Olivier Masset-Depasse’s second film is an intriguing effort which skirts over some rather important details but remains compelling nonetheless. The mother, Tania (Anne Coesens), is a former teacher and tries to exist under the radar with her son, Ivan (Alexandre Gontcharov). In the film’s opening prologue, we learn that Tania has fled Belarus but is trying to apply for residency in Belgium via the proper channels. Unfortunately, with her application rejected, Tania makes the decision that she and Ivan, then 6 years old, will stay and take the risks associated with living illegally in a country. The opportunities are too much to pass up for Tania in Belgium and after imbibing some liquid courage, Tania burns off her fingerprints and attempts to make her whereabouts untraceable.
With her son now 13, we learn that Tania has a best friend, Zina (Olga Zhadanova), and a queasy friendship with the shady Novak (Tomasz Bialkowski), who routinely forges immigration papers for Tania in case she is asked to undergo a random police check. Out one day with Ivan, Tania is followed and stopped by authorities and when her papers are questioned, fear sets in and Tania’s actions find her arrested and sentenced to a facility holding women and children facing deportation.
It is clear to me that I may not have all of the information needed to understand all of the political statements Olivier Masset-Depasse is making with this film. However, his screenplay seems written in a vacuum.
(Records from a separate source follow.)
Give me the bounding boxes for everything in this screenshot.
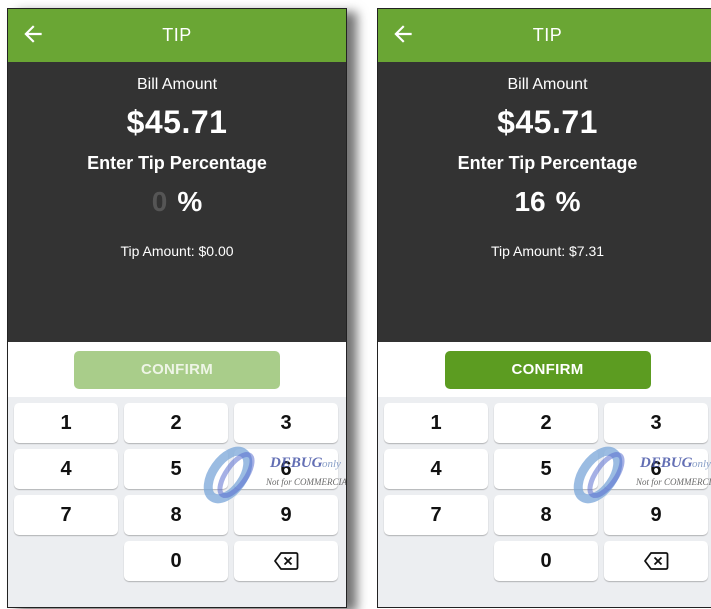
key-1[interactable]: 1 <box>14 403 118 443</box>
back-arrow-icon[interactable] <box>390 21 416 47</box>
backspace-key[interactable] <box>234 541 338 581</box>
back-arrow-icon[interactable] <box>20 21 46 47</box>
backspace-icon <box>274 552 299 570</box>
numeric-keypad: 1 2 3 4 5 6 7 8 9 0 DEBUG only Not for C… <box>8 397 346 587</box>
bill-amount-value: $45.71 <box>126 104 228 140</box>
key-6[interactable]: 6 <box>604 449 708 489</box>
tip-screen-initial: TIP Bill Amount $45.71 Enter Tip Percent… <box>7 8 347 608</box>
tip-percentage-label: Enter Tip Percentage <box>457 153 638 173</box>
key-0[interactable]: 0 <box>494 541 598 581</box>
backspace-icon <box>644 552 669 570</box>
confirm-area: CONFIRM <box>378 342 711 397</box>
key-4[interactable]: 4 <box>384 449 488 489</box>
confirm-area: CONFIRM <box>8 342 346 397</box>
page-title: TIP <box>162 25 192 45</box>
key-8[interactable]: 8 <box>124 495 228 535</box>
page-title: TIP <box>532 25 563 45</box>
key-6[interactable]: 6 <box>234 449 338 489</box>
tip-panel: Bill Amount $45.71 Enter Tip Percentage … <box>378 62 711 342</box>
bill-amount-value: $45.71 <box>497 104 598 140</box>
key-3[interactable]: 3 <box>604 403 708 443</box>
key-5[interactable]: 5 <box>124 449 228 489</box>
confirm-button[interactable]: CONFIRM <box>74 350 280 389</box>
numeric-keypad: 1 2 3 4 5 6 7 8 9 0 DEBUG only Not for C… <box>378 397 711 587</box>
bill-amount-label: Bill Amount <box>136 76 218 93</box>
key-7[interactable]: 7 <box>14 495 118 535</box>
key-8[interactable]: 8 <box>494 495 598 535</box>
tip-panel: Bill Amount $45.71 Enter Tip Percentage … <box>8 62 346 342</box>
key-blank <box>384 541 488 581</box>
app-bar: TIP <box>8 9 346 62</box>
percent-symbol: % <box>555 186 581 217</box>
key-7[interactable]: 7 <box>384 495 488 535</box>
tip-percentage-label: Enter Tip Percentage <box>87 153 267 173</box>
key-9[interactable]: 9 <box>234 495 338 535</box>
tip-amount-text: Tip Amount: $7.31 <box>490 243 605 259</box>
tip-percentage-value: 16 <box>514 186 546 217</box>
key-0[interactable]: 0 <box>124 541 228 581</box>
tip-percentage-value: 0 <box>151 186 168 217</box>
key-blank <box>14 541 118 581</box>
app-bar: TIP <box>378 9 711 62</box>
key-2[interactable]: 2 <box>494 403 598 443</box>
key-3[interactable]: 3 <box>234 403 338 443</box>
key-4[interactable]: 4 <box>14 449 118 489</box>
key-2[interactable]: 2 <box>124 403 228 443</box>
tip-amount-text: Tip Amount: $0.00 <box>120 243 234 259</box>
key-5[interactable]: 5 <box>494 449 598 489</box>
key-9[interactable]: 9 <box>604 495 708 535</box>
backspace-key[interactable] <box>604 541 708 581</box>
key-1[interactable]: 1 <box>384 403 488 443</box>
percent-symbol: % <box>177 186 203 217</box>
tip-percentage-field[interactable]: 16 % <box>514 186 580 218</box>
tip-percentage-field[interactable]: 0 % <box>152 186 202 218</box>
confirm-button[interactable]: CONFIRM <box>444 350 651 389</box>
bill-amount-label: Bill Amount <box>507 76 588 93</box>
tip-screen-entered: TIP Bill Amount $45.71 Enter Tip Percent… <box>377 8 711 608</box>
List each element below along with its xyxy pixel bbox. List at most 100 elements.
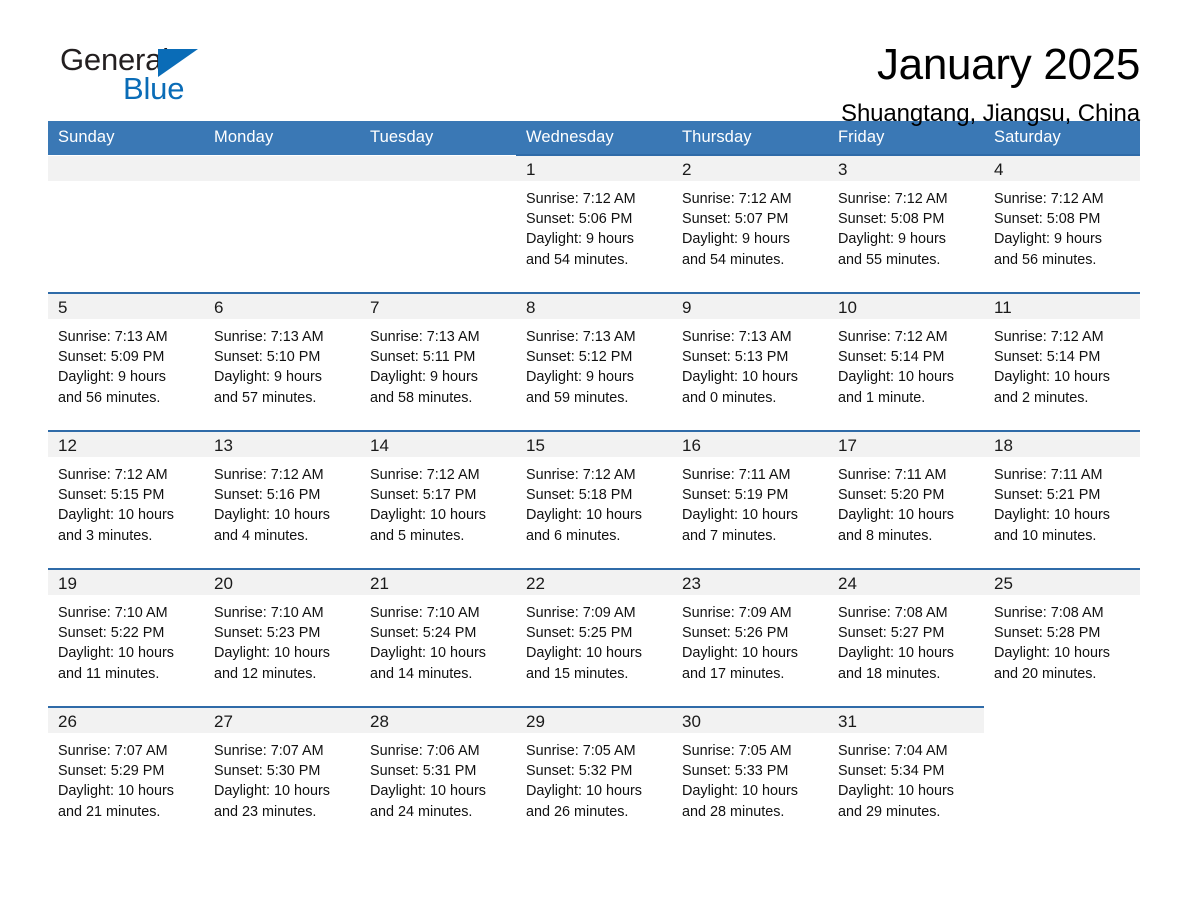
calendar-day-cell[interactable]: 27 Sunrise: 7:07 AM Sunset: 5:30 PM Dayligh… — [204, 706, 360, 834]
daylight-text-line1: Daylight: 10 hours — [214, 507, 330, 524]
calendar-day-cell[interactable]: 12 Sunrise: 7:12 AM Sunset: 5:15 PM Dayligh… — [48, 430, 204, 558]
calendar-day-cell[interactable]: 7 Sunrise: 7:13 AM Sunset: 5:11 PM Daylight… — [360, 292, 516, 420]
day-cell-inner — [360, 156, 516, 282]
calendar-day-cell[interactable]: 19 Sunrise: 7:10 AM Sunset: 5:22 PM Dayligh… — [48, 568, 204, 696]
sunset-text: Sunset: 5:08 PM — [838, 211, 945, 228]
daylight-text-line1: Daylight: 9 hours — [526, 231, 634, 248]
calendar-day-cell[interactable]: 13 Sunrise: 7:12 AM Sunset: 5:16 PM Dayligh… — [204, 430, 360, 558]
day-details: Sunrise: 7:04 AM Sunset: 5:34 PM Daylight:… — [828, 733, 984, 822]
day-details: Sunrise: 7:13 AM Sunset: 5:11 PM Daylight:… — [360, 319, 516, 408]
calendar-day-cell[interactable]: 10 Sunrise: 7:12 AM Sunset: 5:14 PM Dayligh… — [828, 292, 984, 420]
week-spacer — [48, 558, 1140, 569]
daylight-text-line1: Daylight: 10 hours — [682, 783, 798, 800]
day-details: Sunrise: 7:13 AM Sunset: 5:13 PM Daylight:… — [672, 319, 828, 408]
calendar-day-cell-empty — [360, 155, 516, 282]
daylight-text-line2: and 54 minutes. — [526, 251, 629, 268]
sunrise-text: Sunrise: 7:04 AM — [838, 743, 948, 759]
calendar-day-cell[interactable]: 22 Sunrise: 7:09 AM Sunset: 5:25 PM Dayligh… — [516, 568, 672, 696]
daylight-text-line2: and 3 minutes. — [58, 527, 153, 544]
sunrise-text: Sunrise: 7:12 AM — [994, 191, 1104, 207]
day-cell-inner: 6 Sunrise: 7:13 AM Sunset: 5:10 PM Daylight… — [204, 294, 360, 420]
calendar-day-cell[interactable]: 1 Sunrise: 7:12 AM Sunset: 5:06 PM Daylight… — [516, 154, 672, 282]
logo-text-blue: Blue — [123, 71, 185, 106]
daylight-text-line1: Daylight: 10 hours — [682, 645, 798, 662]
day-details: Sunrise: 7:11 AM Sunset: 5:21 PM Daylight:… — [984, 457, 1140, 546]
daylight-text-line1: Daylight: 10 hours — [58, 645, 174, 662]
general-blue-logo[interactable]: General Blue — [48, 42, 198, 112]
sunrise-text: Sunrise: 7:11 AM — [682, 467, 791, 483]
calendar-day-cell[interactable]: 9 Sunrise: 7:13 AM Sunset: 5:13 PM Daylight… — [672, 292, 828, 420]
calendar-day-cell[interactable]: 2 Sunrise: 7:12 AM Sunset: 5:07 PM Daylight… — [672, 154, 828, 282]
daylight-text-line2: and 17 minutes. — [682, 665, 785, 682]
week-spacer — [48, 696, 1140, 707]
day-cell-inner — [204, 156, 360, 282]
sunrise-text: Sunrise: 7:10 AM — [58, 605, 168, 621]
sunrise-text: Sunrise: 7:05 AM — [682, 743, 792, 759]
daylight-text-line1: Daylight: 10 hours — [838, 645, 954, 662]
day-details: Sunrise: 7:12 AM Sunset: 5:07 PM Daylight:… — [672, 181, 828, 270]
sunrise-text: Sunrise: 7:13 AM — [214, 329, 324, 345]
calendar-day-cell[interactable]: 18 Sunrise: 7:11 AM Sunset: 5:21 PM Dayligh… — [984, 430, 1140, 558]
day-cell-inner: 22 Sunrise: 7:09 AM Sunset: 5:25 PM Dayligh… — [516, 570, 672, 696]
sunset-text: Sunset: 5:24 PM — [370, 625, 477, 642]
calendar-day-cell[interactable]: 26 Sunrise: 7:07 AM Sunset: 5:29 PM Dayligh… — [48, 706, 204, 834]
calendar-day-cell[interactable]: 31 Sunrise: 7:04 AM Sunset: 5:34 PM Dayligh… — [828, 706, 984, 834]
calendar-day-cell[interactable]: 11 Sunrise: 7:12 AM Sunset: 5:14 PM Dayligh… — [984, 292, 1140, 420]
daylight-text-line2: and 57 minutes. — [214, 389, 317, 406]
sunrise-text: Sunrise: 7:08 AM — [994, 605, 1104, 621]
daylight-text-line2: and 11 minutes. — [58, 665, 160, 682]
day-cell-inner: 11 Sunrise: 7:12 AM Sunset: 5:14 PM Dayligh… — [984, 294, 1140, 420]
day-number: 22 — [516, 570, 672, 595]
calendar-day-cell[interactable]: 3 Sunrise: 7:12 AM Sunset: 5:08 PM Daylight… — [828, 154, 984, 282]
calendar-day-cell[interactable]: 29 Sunrise: 7:05 AM Sunset: 5:32 PM Dayligh… — [516, 706, 672, 834]
daylight-text-line1: Daylight: 10 hours — [838, 783, 954, 800]
sunrise-text: Sunrise: 7:07 AM — [214, 743, 324, 759]
day-details: Sunrise: 7:09 AM Sunset: 5:25 PM Daylight:… — [516, 595, 672, 684]
calendar-day-cell[interactable]: 16 Sunrise: 7:11 AM Sunset: 5:19 PM Dayligh… — [672, 430, 828, 558]
sunset-text: Sunset: 5:22 PM — [58, 625, 165, 642]
day-cell-inner: 5 Sunrise: 7:13 AM Sunset: 5:09 PM Daylight… — [48, 294, 204, 420]
day-number: 13 — [204, 432, 360, 457]
calendar-day-cell[interactable]: 28 Sunrise: 7:06 AM Sunset: 5:31 PM Dayligh… — [360, 706, 516, 834]
calendar-day-cell[interactable]: 23 Sunrise: 7:09 AM Sunset: 5:26 PM Dayligh… — [672, 568, 828, 696]
day-number: 9 — [672, 294, 828, 319]
daylight-text-line1: Daylight: 10 hours — [370, 507, 486, 524]
calendar-day-cell[interactable]: 17 Sunrise: 7:11 AM Sunset: 5:20 PM Dayligh… — [828, 430, 984, 558]
daylight-text-line2: and 21 minutes. — [58, 803, 161, 820]
day-cell-inner: 28 Sunrise: 7:06 AM Sunset: 5:31 PM Dayligh… — [360, 708, 516, 834]
day-number: 7 — [360, 294, 516, 319]
sunset-text: Sunset: 5:19 PM — [682, 487, 789, 504]
sunrise-text: Sunrise: 7:13 AM — [526, 329, 636, 345]
calendar-day-cell[interactable]: 4 Sunrise: 7:12 AM Sunset: 5:08 PM Daylight… — [984, 154, 1140, 282]
day-cell-inner: 26 Sunrise: 7:07 AM Sunset: 5:29 PM Dayligh… — [48, 708, 204, 834]
calendar-day-cell[interactable]: 25 Sunrise: 7:08 AM Sunset: 5:28 PM Dayligh… — [984, 568, 1140, 696]
day-number: 10 — [828, 294, 984, 319]
calendar-week-row: 12 Sunrise: 7:12 AM Sunset: 5:15 PM Dayligh… — [48, 430, 1140, 558]
daylight-text-line2: and 18 minutes. — [838, 665, 941, 682]
daylight-text-line2: and 24 minutes. — [370, 803, 473, 820]
calendar-day-cell[interactable]: 21 Sunrise: 7:10 AM Sunset: 5:24 PM Dayligh… — [360, 568, 516, 696]
sunrise-text: Sunrise: 7:13 AM — [58, 329, 168, 345]
calendar-day-cell[interactable]: 30 Sunrise: 7:05 AM Sunset: 5:33 PM Dayligh… — [672, 706, 828, 834]
calendar-day-cell[interactable]: 24 Sunrise: 7:08 AM Sunset: 5:27 PM Dayligh… — [828, 568, 984, 696]
sunrise-text: Sunrise: 7:10 AM — [214, 605, 324, 621]
calendar-day-cell[interactable]: 15 Sunrise: 7:12 AM Sunset: 5:18 PM Dayligh… — [516, 430, 672, 558]
daylight-text-line2: and 0 minutes. — [682, 389, 777, 406]
sunrise-text: Sunrise: 7:12 AM — [370, 467, 480, 483]
day-cell-inner: 4 Sunrise: 7:12 AM Sunset: 5:08 PM Daylight… — [984, 156, 1140, 282]
sunset-text: Sunset: 5:27 PM — [838, 625, 945, 642]
day-details: Sunrise: 7:13 AM Sunset: 5:10 PM Daylight:… — [204, 319, 360, 408]
day-number: 2 — [672, 156, 828, 181]
daylight-text-line1: Daylight: 10 hours — [58, 783, 174, 800]
sunset-text: Sunset: 5:11 PM — [370, 349, 476, 366]
day-number: 24 — [828, 570, 984, 595]
calendar-day-cell[interactable]: 5 Sunrise: 7:13 AM Sunset: 5:09 PM Daylight… — [48, 292, 204, 420]
calendar-day-cell-empty — [204, 155, 360, 282]
calendar-day-cell[interactable]: 20 Sunrise: 7:10 AM Sunset: 5:23 PM Dayligh… — [204, 568, 360, 696]
calendar-day-cell[interactable]: 8 Sunrise: 7:13 AM Sunset: 5:12 PM Daylight… — [516, 292, 672, 420]
day-details: Sunrise: 7:07 AM Sunset: 5:29 PM Daylight:… — [48, 733, 204, 822]
calendar-day-cell[interactable]: 14 Sunrise: 7:12 AM Sunset: 5:17 PM Dayligh… — [360, 430, 516, 558]
calendar-day-cell[interactable]: 6 Sunrise: 7:13 AM Sunset: 5:10 PM Daylight… — [204, 292, 360, 420]
daylight-text-line1: Daylight: 10 hours — [994, 507, 1110, 524]
day-details: Sunrise: 7:12 AM Sunset: 5:08 PM Daylight:… — [984, 181, 1140, 270]
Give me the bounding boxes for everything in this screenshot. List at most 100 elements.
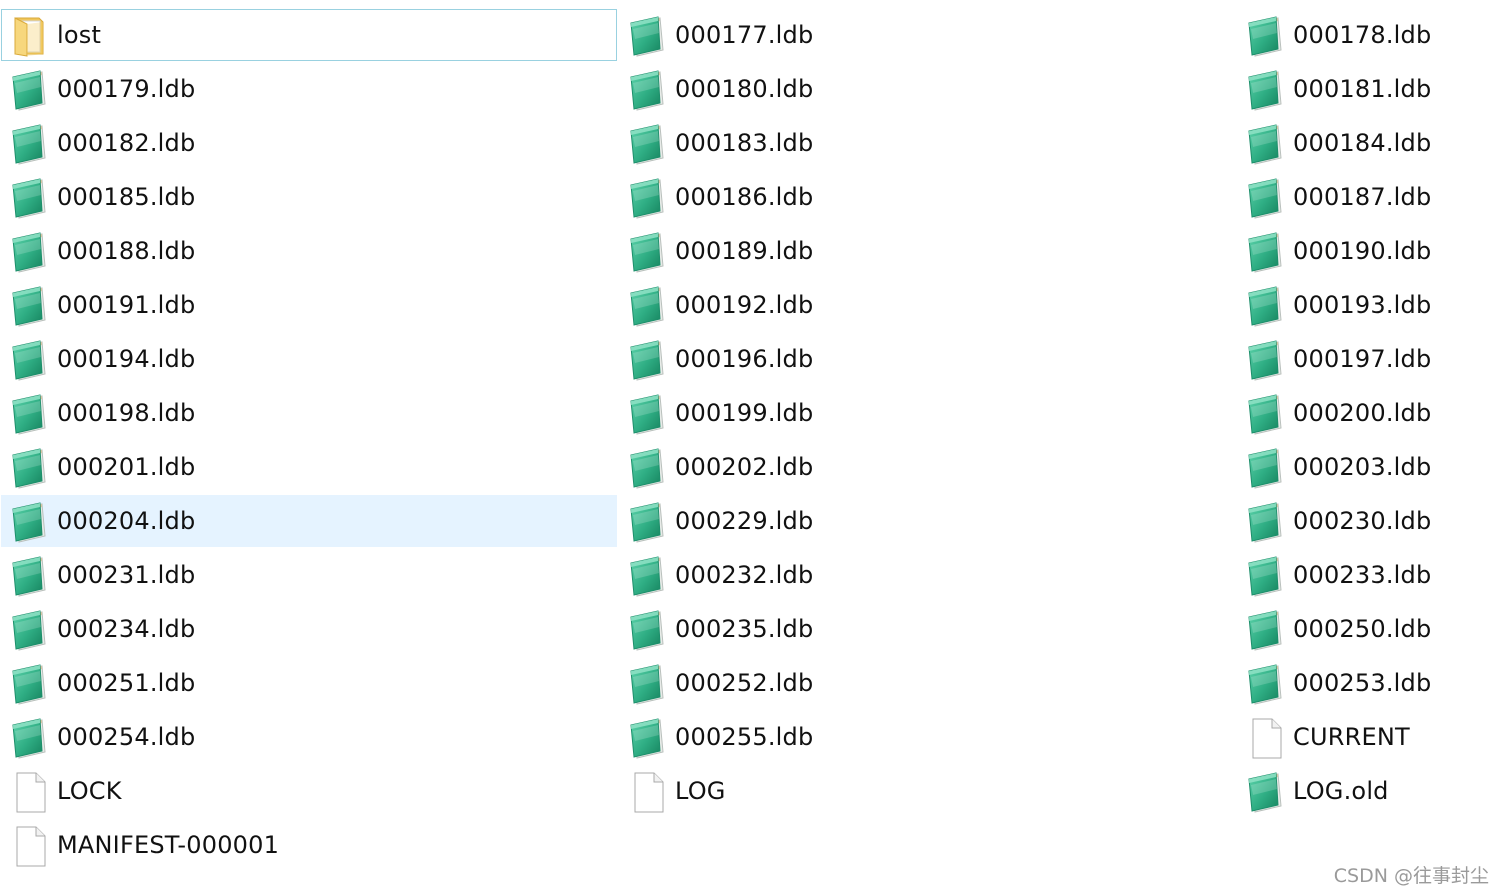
file-item[interactable]: 000196.ldb xyxy=(618,332,1236,386)
file-item[interactable]: 000253.ldb xyxy=(1236,656,1505,710)
file-name-label: 000180.ldb xyxy=(675,75,814,103)
file-name-label: 000231.ldb xyxy=(57,561,196,589)
file-name-label: lost xyxy=(57,21,102,49)
file-item[interactable]: 000180.ldb xyxy=(618,62,1236,116)
notepad-file-icon xyxy=(627,69,669,111)
file-name-label: 000199.ldb xyxy=(675,399,814,427)
file-name-label: 000190.ldb xyxy=(1293,237,1432,265)
notepad-file-icon xyxy=(627,717,669,759)
notepad-file-icon xyxy=(1245,663,1287,705)
file-item[interactable]: 000183.ldb xyxy=(618,116,1236,170)
blank-file-icon xyxy=(1245,717,1287,759)
file-name-label: 000191.ldb xyxy=(57,291,196,319)
file-name-label: 000252.ldb xyxy=(675,669,814,697)
file-item[interactable]: 000250.ldb xyxy=(1236,602,1505,656)
notepad-file-icon xyxy=(1245,609,1287,651)
file-item[interactable]: 000194.ldb xyxy=(0,332,618,386)
notepad-file-icon xyxy=(1245,339,1287,381)
notepad-file-icon xyxy=(9,501,51,543)
file-item[interactable]: 000204.ldb xyxy=(1,495,617,547)
file-item[interactable]: LOCK xyxy=(0,764,618,818)
notepad-file-icon xyxy=(627,393,669,435)
file-item[interactable]: 000203.ldb xyxy=(1236,440,1505,494)
file-item[interactable]: 000189.ldb xyxy=(618,224,1236,278)
file-item[interactable]: 000177.ldb xyxy=(618,8,1236,62)
file-name-label: 000186.ldb xyxy=(675,183,814,211)
file-item[interactable]: 000229.ldb xyxy=(618,494,1236,548)
notepad-file-icon xyxy=(1245,123,1287,165)
file-item[interactable]: 000231.ldb xyxy=(0,548,618,602)
file-item[interactable]: 000187.ldb xyxy=(1236,170,1505,224)
file-name-label: 000235.ldb xyxy=(675,615,814,643)
notepad-file-icon xyxy=(627,339,669,381)
notepad-file-icon xyxy=(1245,447,1287,489)
notepad-file-icon xyxy=(627,285,669,327)
file-name-label: 000192.ldb xyxy=(675,291,814,319)
file-item[interactable]: 000234.ldb xyxy=(0,602,618,656)
notepad-file-icon xyxy=(627,177,669,219)
file-name-label: 000182.ldb xyxy=(57,129,196,157)
file-name-label: 000177.ldb xyxy=(675,21,814,49)
notepad-file-icon xyxy=(9,123,51,165)
file-item[interactable]: 000232.ldb xyxy=(618,548,1236,602)
notepad-file-icon xyxy=(1245,555,1287,597)
file-item[interactable]: 000199.ldb xyxy=(618,386,1236,440)
file-item[interactable]: 000201.ldb xyxy=(0,440,618,494)
file-item[interactable]: MANIFEST-000001 xyxy=(0,818,618,872)
file-name-label: 000181.ldb xyxy=(1293,75,1432,103)
file-item[interactable]: 000230.ldb xyxy=(1236,494,1505,548)
file-name-label: 000183.ldb xyxy=(675,129,814,157)
file-item[interactable]: 000190.ldb xyxy=(1236,224,1505,278)
file-item[interactable]: 000233.ldb xyxy=(1236,548,1505,602)
file-name-label: 000194.ldb xyxy=(57,345,196,373)
notepad-file-icon xyxy=(1245,231,1287,273)
file-name-label: 000230.ldb xyxy=(1293,507,1432,535)
file-name-label: 000185.ldb xyxy=(57,183,196,211)
file-item[interactable]: 000192.ldb xyxy=(618,278,1236,332)
notepad-file-icon xyxy=(9,177,51,219)
file-name-label: 000202.ldb xyxy=(675,453,814,481)
file-item[interactable]: 000193.ldb xyxy=(1236,278,1505,332)
file-item[interactable]: 000251.ldb xyxy=(0,656,618,710)
file-item[interactable]: 000179.ldb xyxy=(0,62,618,116)
file-item[interactable]: LOG.old xyxy=(1236,764,1505,818)
notepad-file-icon xyxy=(1245,177,1287,219)
file-item[interactable]: 000200.ldb xyxy=(1236,386,1505,440)
file-item[interactable]: 000198.ldb xyxy=(0,386,618,440)
file-item[interactable]: 000202.ldb xyxy=(618,440,1236,494)
file-name-label: 000232.ldb xyxy=(675,561,814,589)
file-item[interactable]: 000188.ldb xyxy=(0,224,618,278)
file-name-label: LOG.old xyxy=(1293,777,1389,805)
file-item[interactable]: 000178.ldb xyxy=(1236,8,1505,62)
file-item[interactable]: 000186.ldb xyxy=(618,170,1236,224)
file-name-label: 000253.ldb xyxy=(1293,669,1432,697)
file-item[interactable]: 000197.ldb xyxy=(1236,332,1505,386)
file-item[interactable]: CURRENT xyxy=(1236,710,1505,764)
file-item[interactable]: 000185.ldb xyxy=(0,170,618,224)
blank-file-icon xyxy=(627,771,669,813)
file-item[interactable]: 000254.ldb xyxy=(0,710,618,764)
file-item[interactable]: 000252.ldb xyxy=(618,656,1236,710)
file-item[interactable]: 000191.ldb xyxy=(0,278,618,332)
file-name-label: 000203.ldb xyxy=(1293,453,1432,481)
file-item[interactable]: 000184.ldb xyxy=(1236,116,1505,170)
file-item[interactable]: lost xyxy=(1,9,617,61)
notepad-file-icon xyxy=(1245,285,1287,327)
file-name-label: LOCK xyxy=(57,777,122,805)
notepad-file-icon xyxy=(627,555,669,597)
file-item[interactable]: 000182.ldb xyxy=(0,116,618,170)
file-item[interactable]: 000235.ldb xyxy=(618,602,1236,656)
blank-file-icon xyxy=(9,771,51,813)
notepad-file-icon xyxy=(627,609,669,651)
file-item[interactable]: 000181.ldb xyxy=(1236,62,1505,116)
file-name-label: 000200.ldb xyxy=(1293,399,1432,427)
file-name-label: 000189.ldb xyxy=(675,237,814,265)
file-name-label: 000196.ldb xyxy=(675,345,814,373)
notepad-file-icon xyxy=(627,123,669,165)
notepad-file-icon xyxy=(9,393,51,435)
file-item[interactable]: LOG xyxy=(618,764,1236,818)
notepad-file-icon xyxy=(9,69,51,111)
notepad-file-icon xyxy=(1245,69,1287,111)
file-item[interactable]: 000255.ldb xyxy=(618,710,1236,764)
file-name-label: 000198.ldb xyxy=(57,399,196,427)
We never learn why Tania has fled Belarus or why any of the other prisoners are in the situation they are in. We are asked to believe and understand that going home is unfathomable. Tania does befriend and come to know a fellow prisoner, Aissa (Esse Lawson), who is something of a worldwide celebrity because of her plight. But so little time is given to the inmates surrounding Tania, that when events transpire with them, we are not as engaged in what occurs as we should be.
Anne Coesens gives an impassioned performance as Tania and her work here carries the film substantially. Ultimately, “Illégal” aims for importance and significance but while falling somewhat short of its likely intent, I recognize the effort though. Olivier Masset-Depasse is a Belgian filmmaker defending the immigrant and paints an unflattering and maybe even damning portrait of Belgian immigration law and policy.
The problem is that no matter how swept up in Tania’s story you may become, there is nothing here but a prefunctory context to analyze everything with. Had Masset-Depasse expanded his scope, “Illégal” could have been truly profound and galvanizing.